To perceive the relationships among the graph node and its neighbors, graph embedding is employed, which learns to represent graph nodes with n-dimensional vectors. Graph embedding has a close connection with methods of the representation-based classification (e.g., some up-to-date works, such as LMRKNN [24], TPCRC [25], the novel DCRC method via l2 regularizations [26] and MKFLE [27]). Inspired by the representation learning, graph embedding methods on graph domain (e.g., DeepWalk [28], node2vec [29], LINE [30] and SDNE [31]) and some specific methods like those seen in [32] and [15] are proposed, which accomplish information aggregation based on the adjacent relationships among nodes on graphs. The similarities and the discriminations of the graph nodes are reflected by the representation vectors, with the expectations that the nodes can be correctly classified into their own classes.
In this work, we propose a representation method, named as the shifting degree of adjacency weight, to describe the spatial correlation between the buildings and the visual characteristics of the building nodes. To avoid the overfitting problem [33], the method is rotate-invariant and shift-invariant.
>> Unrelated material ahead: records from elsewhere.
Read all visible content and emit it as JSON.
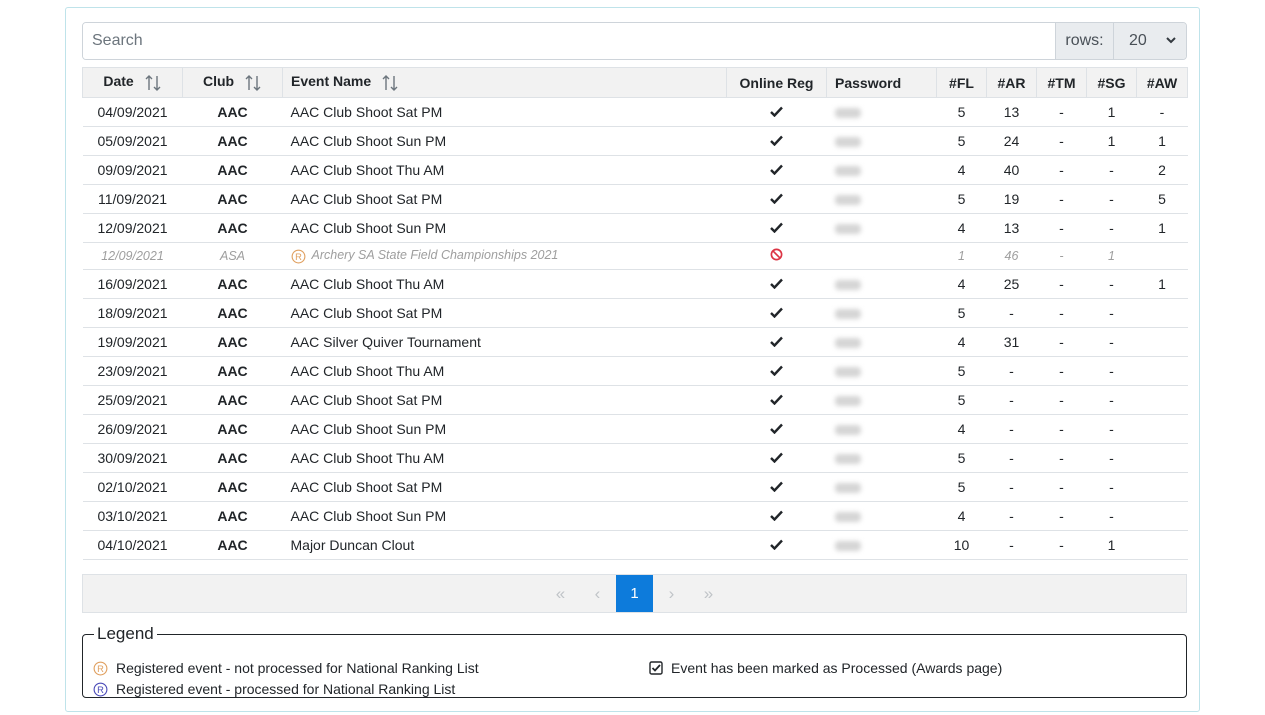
{
  "toolbar": {
    "search_placeholder": "Search",
    "rows_label": "rows:",
    "rows_value": "20"
  },
  "table": {
    "headers": {
      "date": "Date",
      "club": "Club",
      "event": "Event Name",
      "online_reg": "Online Reg",
      "password": "Password",
      "fl": "#FL",
      "ar": "#AR",
      "tm": "#TM",
      "sg": "#SG",
      "aw": "#AW"
    },
    "rows": [
      {
        "date": "04/09/2021",
        "club": "AAC",
        "event": "AAC Club Shoot Sat PM",
        "online": "check",
        "fl": "5",
        "ar": "13",
        "tm": "-",
        "sg": "1",
        "aw": "-"
      },
      {
        "date": "05/09/2021",
        "club": "AAC",
        "event": "AAC Club Shoot Sun PM",
        "online": "check",
        "fl": "5",
        "ar": "24",
        "tm": "-",
        "sg": "1",
        "aw": "1"
      },
      {
        "date": "09/09/2021",
        "club": "AAC",
        "event": "AAC Club Shoot Thu AM",
        "online": "check",
        "fl": "4",
        "ar": "40",
        "tm": "-",
        "sg": "-",
        "aw": "2"
      },
      {
        "date": "11/09/2021",
        "club": "AAC",
        "event": "AAC Club Shoot Sat PM",
        "online": "check",
        "fl": "5",
        "ar": "19",
        "tm": "-",
        "sg": "-",
        "aw": "5"
      },
      {
        "date": "12/09/2021",
        "club": "AAC",
        "event": "AAC Club Shoot Sun PM",
        "online": "check",
        "fl": "4",
        "ar": "13",
        "tm": "-",
        "sg": "-",
        "aw": "1"
      },
      {
        "date": "12/09/2021",
        "club": "ASA",
        "event": "Archery SA State Field Championships 2021",
        "online": "blocked",
        "registered": true,
        "muted": true,
        "fl": "1",
        "ar": "46",
        "tm": "-",
        "sg": "1",
        "aw": ""
      },
      {
        "date": "16/09/2021",
        "club": "AAC",
        "event": "AAC Club Shoot Thu AM",
        "online": "check",
        "fl": "4",
        "ar": "25",
        "tm": "-",
        "sg": "-",
        "aw": "1"
      },
      {
        "date": "18/09/2021",
        "club": "AAC",
        "event": "AAC Club Shoot Sat PM",
        "online": "check",
        "fl": "5",
        "ar": "-",
        "tm": "-",
        "sg": "-",
        "aw": ""
      },
      {
        "date": "19/09/2021",
        "club": "AAC",
        "event": "AAC Silver Quiver Tournament",
        "online": "check",
        "fl": "4",
        "ar": "31",
        "tm": "-",
        "sg": "-",
        "aw": ""
      },
      {
        "date": "23/09/2021",
        "club": "AAC",
        "event": "AAC Club Shoot Thu AM",
        "online": "check",
        "fl": "5",
        "ar": "-",
        "tm": "-",
        "sg": "-",
        "aw": ""
      },
      {
        "date": "25/09/2021",
        "club": "AAC",
        "event": "AAC Club Shoot Sat PM",
        "online": "check",
        "fl": "5",
        "ar": "-",
        "tm": "-",
        "sg": "-",
        "aw": ""
      },
      {
        "date": "26/09/2021",
        "club": "AAC",
        "event": "AAC Club Shoot Sun PM",
        "online": "check",
        "fl": "4",
        "ar": "-",
        "tm": "-",
        "sg": "-",
        "aw": ""
      },
      {
        "date": "30/09/2021",
        "club": "AAC",
        "event": "AAC Club Shoot Thu AM",
        "online": "check",
        "fl": "5",
        "ar": "-",
        "tm": "-",
        "sg": "-",
        "aw": ""
      },
      {
        "date": "02/10/2021",
        "club": "AAC",
        "event": "AAC Club Shoot Sat PM",
        "online": "check",
        "fl": "5",
        "ar": "-",
        "tm": "-",
        "sg": "-",
        "aw": ""
      },
      {
        "date": "03/10/2021",
        "club": "AAC",
        "event": "AAC Club Shoot Sun PM",
        "online": "check",
        "fl": "4",
        "ar": "-",
        "tm": "-",
        "sg": "-",
        "aw": ""
      },
      {
        "date": "04/10/2021",
        "club": "AAC",
        "event": "Major Duncan Clout",
        "online": "check",
        "fl": "10",
        "ar": "-",
        "tm": "-",
        "sg": "1",
        "aw": ""
      }
    ]
  },
  "pagination": {
    "first": "«",
    "prev": "‹",
    "current": "1",
    "next": "›",
    "last": "»"
  },
  "legend": {
    "title": "Legend",
    "items": {
      "registered_not_processed": "Registered event - not processed for National Ranking List",
      "registered_processed": "Registered event - processed for National Ranking List",
      "marked_processed": "Event has been marked as Processed (Awards page)"
    }
  },
  "icons": {
    "sort": "sort-arrows-icon",
    "check": "check-icon",
    "blocked": "ban-icon",
    "registered": "registered-icon",
    "checkbox": "check-square-icon"
  },
  "colors": {
    "registered_orange": "#e0a060",
    "registered_blue": "#4a4ab8",
    "blocked_red": "#dc3545",
    "active_page": "#0d7bdb"
  }
}
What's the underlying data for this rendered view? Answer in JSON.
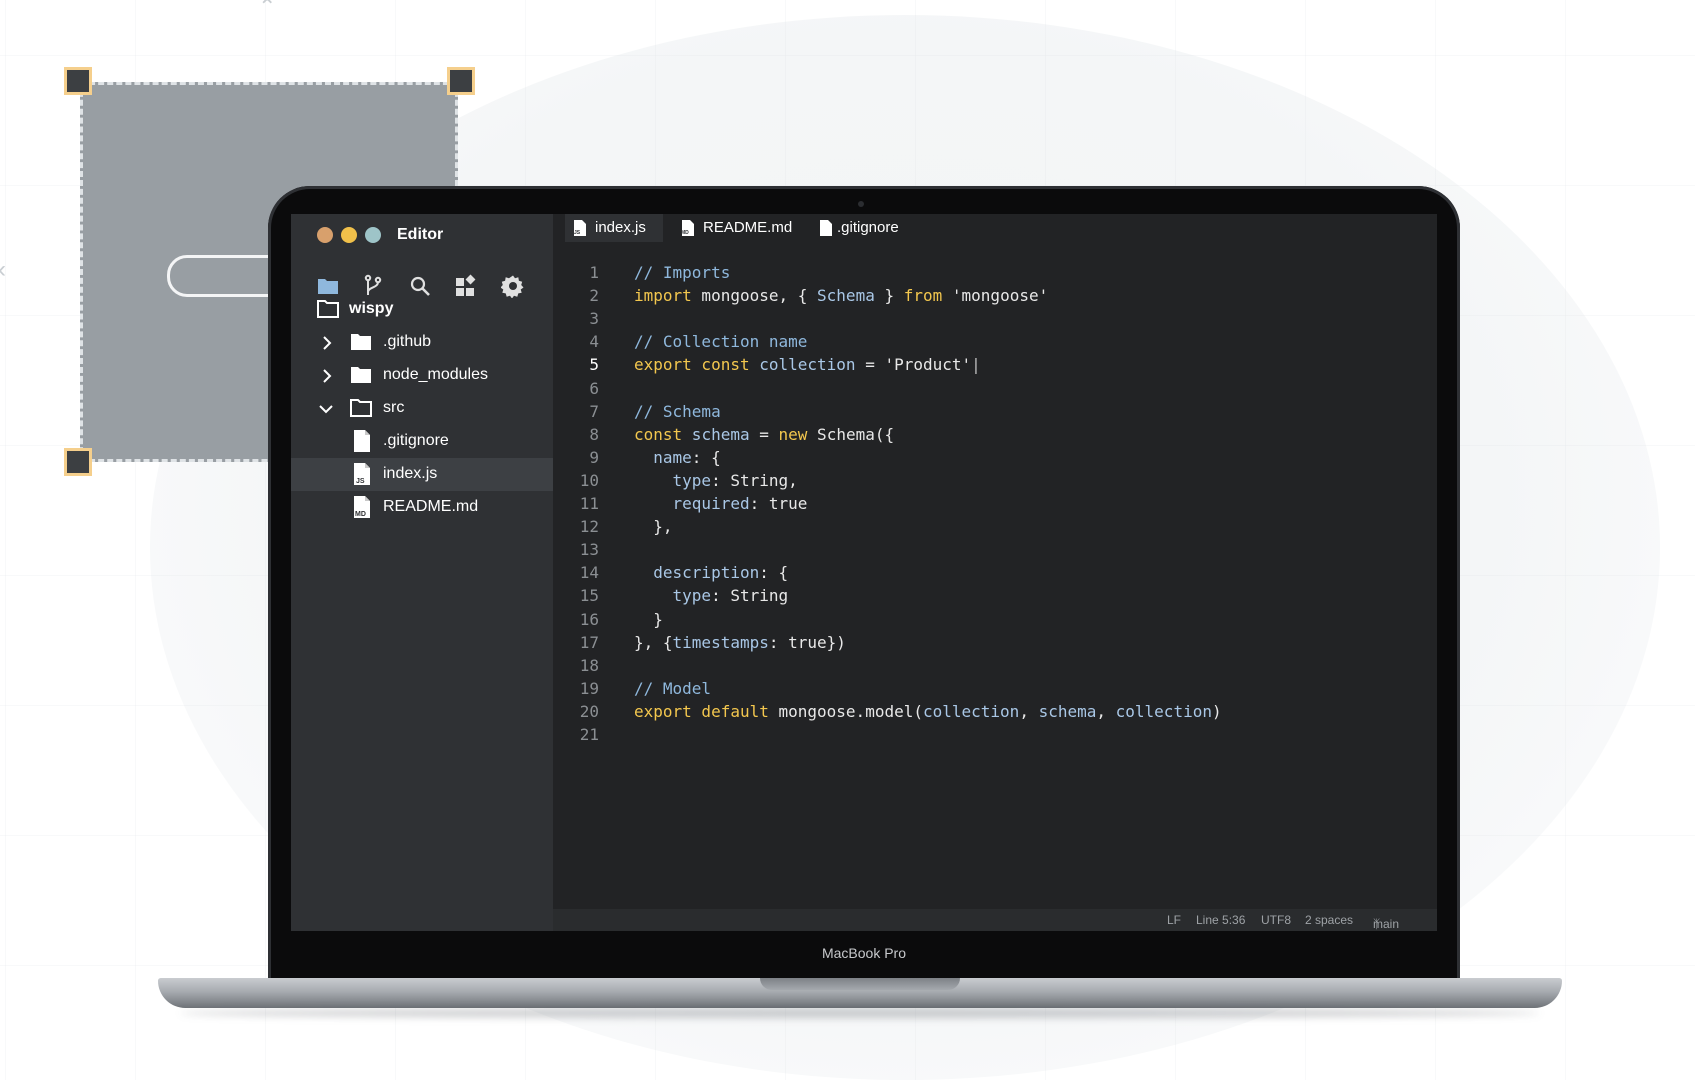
{
  "app": {
    "title": "Editor"
  },
  "device": {
    "label": "MacBook Pro"
  },
  "traffic_lights": {
    "colors": [
      "#d8a06c",
      "#f0c04a",
      "#9ec4c8"
    ]
  },
  "toolbar": {
    "icons": [
      "folder-icon",
      "git-branch-icon",
      "search-icon",
      "extensions-icon",
      "gear-icon"
    ]
  },
  "explorer": {
    "root": "wispy",
    "items": [
      {
        "label": ".github",
        "type": "folder",
        "expanded": false
      },
      {
        "label": "node_modules",
        "type": "folder",
        "expanded": false
      },
      {
        "label": "src",
        "type": "folder",
        "expanded": true
      },
      {
        "label": ".gitignore",
        "type": "file"
      },
      {
        "label": "index.js",
        "type": "file",
        "badge": "JS",
        "selected": true
      },
      {
        "label": "README.md",
        "type": "file",
        "badge": "MD"
      }
    ]
  },
  "tabs": [
    {
      "label": "index.js",
      "badge": "JS",
      "active": true
    },
    {
      "label": "README.md",
      "badge": "MD",
      "active": false
    },
    {
      "label": ".gitignore",
      "badge": "",
      "active": false
    }
  ],
  "editor": {
    "current_line": 5,
    "lines": [
      {
        "n": "1",
        "tokens": [
          [
            "cm",
            "// Imports"
          ]
        ]
      },
      {
        "n": "2",
        "tokens": [
          [
            "kw",
            "import"
          ],
          [
            "pl",
            " mongoose, { "
          ],
          [
            "id",
            "Schema"
          ],
          [
            "pl",
            " } "
          ],
          [
            "kw",
            "from"
          ],
          [
            "str",
            " 'mongoose'"
          ]
        ]
      },
      {
        "n": "3",
        "tokens": []
      },
      {
        "n": "4",
        "tokens": [
          [
            "cm",
            "// Collection name"
          ]
        ]
      },
      {
        "n": "5",
        "tokens": [
          [
            "kw",
            "export const"
          ],
          [
            "id",
            " collection"
          ],
          [
            "pl",
            " = "
          ],
          [
            "str",
            "'Product'"
          ],
          [
            "cursor",
            "|"
          ]
        ]
      },
      {
        "n": "6",
        "tokens": []
      },
      {
        "n": "7",
        "tokens": [
          [
            "cm",
            "// Schema"
          ]
        ]
      },
      {
        "n": "8",
        "tokens": [
          [
            "kw",
            "const"
          ],
          [
            "id",
            " schema"
          ],
          [
            "pl",
            " = "
          ],
          [
            "kw",
            "new"
          ],
          [
            "pl",
            " Schema({"
          ]
        ]
      },
      {
        "n": "9",
        "tokens": [
          [
            "id",
            "  name"
          ],
          [
            "pl",
            ": {"
          ]
        ]
      },
      {
        "n": "10",
        "tokens": [
          [
            "id",
            "    type"
          ],
          [
            "pl",
            ": String,"
          ]
        ]
      },
      {
        "n": "11",
        "tokens": [
          [
            "id",
            "    required"
          ],
          [
            "pl",
            ": true"
          ]
        ]
      },
      {
        "n": "12",
        "tokens": [
          [
            "pl",
            "  },"
          ]
        ]
      },
      {
        "n": "13",
        "tokens": []
      },
      {
        "n": "14",
        "tokens": [
          [
            "id",
            "  description"
          ],
          [
            "pl",
            ": {"
          ]
        ]
      },
      {
        "n": "15",
        "tokens": [
          [
            "id",
            "    type"
          ],
          [
            "pl",
            ": String"
          ]
        ]
      },
      {
        "n": "16",
        "tokens": [
          [
            "pl",
            "  }"
          ]
        ]
      },
      {
        "n": "17",
        "tokens": [
          [
            "pl",
            "}, {"
          ],
          [
            "id",
            "timestamps"
          ],
          [
            "pl",
            ": true})"
          ]
        ]
      },
      {
        "n": "18",
        "tokens": []
      },
      {
        "n": "19",
        "tokens": [
          [
            "cm",
            "// Model"
          ]
        ]
      },
      {
        "n": "20",
        "tokens": [
          [
            "kw",
            "export default"
          ],
          [
            "pl",
            " mongoose.model("
          ],
          [
            "id",
            "collection"
          ],
          [
            "pl",
            ", "
          ],
          [
            "id",
            "schema"
          ],
          [
            "pl",
            ", "
          ],
          [
            "id",
            "collection"
          ],
          [
            "pl",
            ")"
          ]
        ]
      },
      {
        "n": "21",
        "tokens": []
      }
    ]
  },
  "status": {
    "eol": "LF",
    "position": "Line 5:36",
    "encoding": "UTF8",
    "indent": "2 spaces",
    "branch": "main"
  }
}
Besides, in order to achieve the objective of building pattern recognition, an algorithm framework is proposed in this study. The framework has a multi-stage design and processes the building group data from whole to parts, since the building pattern extraction during the workflow is associated with the multi-object detection on graphs. Additionally, the mentioned graph learning methods encode the nodes by the information passing through and aggregation between adjacent nodes to derive the features of nodes, which solves the problems of the unfixed size of vertices and the uncertain adjacent relationships. In this study, a novel graph convolution operation is introduced for better performance of feature encoding.
With a symmetric normalized Laplacian matrix, the adjacency information of nodes has been normalized during the aggregation operation to address overfitting [15]. In addition, local weight sharing is generalized to graph structure through a polynomial approximation of the Laplacian matrix [32,34]. In addition, a graph convolutional neural network (GCNN) [35,36] is constructed by combining the graph convolution operation with a deep neural network for the graph representation learning related to the building pattern recognition task. Generally, the whole process only depends upon the descriptive vector data of buildings without any ancillary data for building group partition, which improves the applicability of the proposed method.
This study focuses on developing an algorithm framework to finish building group partition and pattern recognition (e.g., I-shaped, L-shaped, grid-like and single type pattern) tasks based only on the vector data of building contours. In addition, experiments for exploring reasonable model structures have been conducted for a satisfactory and convincing result.
The remainder of the paper is structured as follows: Section 2 introduces the experimental datasets for the model training and testing. Section 3 describes the principles of the proposed methods in details, and Section 4 articulates the procedure of the algorithm framework. The experiments and results are presented in Section 5, and some issues are discussed in Section 6. Finally, Section 7 summarizes this research and presents the future works.

2. Study Materials

Beijing’s Xicheng District and the core areas of the city of Xi’an (Figure 1) were selected as the study regions. The selection is reasonable because of their long history and their important development positions. The two study regions include various stages of urban development in China, and therefore the building distributions and contours are in accordance with the multiplicity principle. The experimental datasets contain the vector data of building contours at a scale of 1:2000 in the two mentioned areas for 2017. The vector data of each building contour consists of a series of key points recording longitude and latitude data. In the annotation process, we first selected the data of building contours in random rectangular areas as separate data blocks, with 75–154 buildings per block. The models used by the proposed algorithm framework are trained with supervised or semi-supervised learning, and the datasets for the training and testing of different models are labeled according to the specific tasks. In general, three datasets were constructed for the three tasks: building state identification, building node clustering and building pattern recognition.

3. Methodology

On the basis of the adjacency relationships among the building nodes, each data block, which is referring to a building group, is processed from whole to parts in the proposed framework with a multi-stage design. All the building nodes are firstly classified into three spatial states for further processes. The four major parts, building node state identification, building group partition, fine-grained partition for building blocks and building pattern recognition, are explained with details in the following sections.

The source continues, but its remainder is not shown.